Victime, comme toute la profession, de la canicule et de la sécheresse, il a rentré environ 40 % de fourrage en moins que les années précédentes et a déjà attaqué son stock prévu pour l’hiver. Obligé d’acheter de la nourriture en complément, il a donc dû trouver quelques liquidités. « Je n’ai pas vendu mes bêtes très cher car le cours de la viande est en baisse et que normalement on prend le temps d’engraisser les vaches réformées pendant trois ou quatre mois pour une meilleure valorisation de la viande », regrette Frédéric Poulaud.

À cause du manque d’herbe dans les prairies, les vaches ont attaqué les stocks prévus pour l’hiver.  Photo Sipa /Christine Biau
À cause du manque d’herbe dans les prairies, les vaches ont attaqué les stocks prévus pour l’hiver.  Photo Sipa /Christine Biau

Mais il y avait urgence. En plus de céréales à broyer et de maïs, il a réservé 25 hectares d’herbe et de luzerne sur pied et cherche du foin. Coût total estimé : « entre 20 et 25 000 euros ». « C’est très compliqué pour la trésorerie de la ferme. La vente des vaches nous a aidés pour le surcoût, mais en parallèle toutes nos charges augmentent. Tout le produit de la vente est très vite absorbé. »
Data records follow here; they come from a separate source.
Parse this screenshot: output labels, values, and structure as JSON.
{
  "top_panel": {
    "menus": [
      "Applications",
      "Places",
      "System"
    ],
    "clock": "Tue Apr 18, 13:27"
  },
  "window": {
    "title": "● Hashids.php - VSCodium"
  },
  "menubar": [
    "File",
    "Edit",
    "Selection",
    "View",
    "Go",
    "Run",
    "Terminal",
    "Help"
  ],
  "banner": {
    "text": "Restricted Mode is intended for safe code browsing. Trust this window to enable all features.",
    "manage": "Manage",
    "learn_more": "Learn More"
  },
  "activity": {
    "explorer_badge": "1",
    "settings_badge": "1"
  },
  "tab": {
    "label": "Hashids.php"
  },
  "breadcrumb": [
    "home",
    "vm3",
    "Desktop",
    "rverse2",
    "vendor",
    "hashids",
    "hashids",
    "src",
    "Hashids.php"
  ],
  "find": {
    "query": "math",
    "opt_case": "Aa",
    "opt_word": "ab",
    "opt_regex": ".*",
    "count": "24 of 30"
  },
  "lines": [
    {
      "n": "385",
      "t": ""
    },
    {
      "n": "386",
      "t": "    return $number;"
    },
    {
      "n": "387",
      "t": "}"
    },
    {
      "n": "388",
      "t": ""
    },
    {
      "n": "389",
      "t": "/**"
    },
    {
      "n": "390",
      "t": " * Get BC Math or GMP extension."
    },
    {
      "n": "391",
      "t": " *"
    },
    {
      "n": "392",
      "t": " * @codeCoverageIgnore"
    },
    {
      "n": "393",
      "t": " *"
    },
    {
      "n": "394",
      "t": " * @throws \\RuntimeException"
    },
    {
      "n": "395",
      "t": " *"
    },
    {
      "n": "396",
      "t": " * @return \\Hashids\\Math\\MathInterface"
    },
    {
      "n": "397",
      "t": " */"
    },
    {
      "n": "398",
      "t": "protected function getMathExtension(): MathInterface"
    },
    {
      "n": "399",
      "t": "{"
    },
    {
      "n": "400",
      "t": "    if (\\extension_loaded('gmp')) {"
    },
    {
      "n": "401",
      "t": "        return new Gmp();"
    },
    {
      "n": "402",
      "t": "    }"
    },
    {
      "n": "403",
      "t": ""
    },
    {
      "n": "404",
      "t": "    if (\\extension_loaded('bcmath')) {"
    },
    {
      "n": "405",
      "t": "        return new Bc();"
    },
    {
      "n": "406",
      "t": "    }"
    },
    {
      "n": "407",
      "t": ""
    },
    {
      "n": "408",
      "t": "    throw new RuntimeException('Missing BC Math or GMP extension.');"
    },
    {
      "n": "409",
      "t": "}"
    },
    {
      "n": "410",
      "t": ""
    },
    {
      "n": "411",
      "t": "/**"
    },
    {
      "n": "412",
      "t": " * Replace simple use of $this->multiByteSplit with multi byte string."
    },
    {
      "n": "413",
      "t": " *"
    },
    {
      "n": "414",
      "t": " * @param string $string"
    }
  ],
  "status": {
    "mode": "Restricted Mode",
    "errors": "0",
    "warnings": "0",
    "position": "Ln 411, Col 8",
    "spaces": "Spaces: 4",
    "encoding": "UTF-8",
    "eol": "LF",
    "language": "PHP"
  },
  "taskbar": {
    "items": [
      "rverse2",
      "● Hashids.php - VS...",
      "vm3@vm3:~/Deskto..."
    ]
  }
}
« Mais je suis jeune, je dois garder espoir », poursuit Frédéric Poulaud, qui garde les yeux rivés vers le ciel. S’il pleut et que ses prairies reverdissent, il pourra peut-être faire une coupe à l’automne. « C’est seulement à ce moment qu’on saura vraiment ce qu’il en est », assure-t-il, tout en envisageant de se séparer de « 5 ou 6 vaches supplémentaires en septembre ».

Autant de charges, moins de revenus

Voir diminuer les troupeaux, c’est justement ce que veut éviter Yohann Barbe, président de la FNPL (Fédération nationale des producteurs laitiers). « Les abattages de vaches laitières ont augmenté de 9 % ces quatre dernières semaines. Or, ces éleveurs auront toujours les mêmes charges, mais vont voir leurs revenus diminuer car ils produiront moins de lait », détaille le responsable. Dans son exploitation des Vosges, il a calculé le surcoût lié aux achats d’alimentation pour ses vaches à 600 euros par bête.

À l’issue de la présentation du plan d’urgence agricole par la ministre Annie Genevard, vendredi matin, les éleveurs de ruminants ont réclamé une évaluation sur le terrain des pertes de prairies pour le fonds de solidarité nationale, dénonçant le système automatique par satellite, qui, selon eux, est « dysfonctionnel ». Pour nourrir leurs animaux et continuer à produire, les éleveurs réclament 300 euros par bête.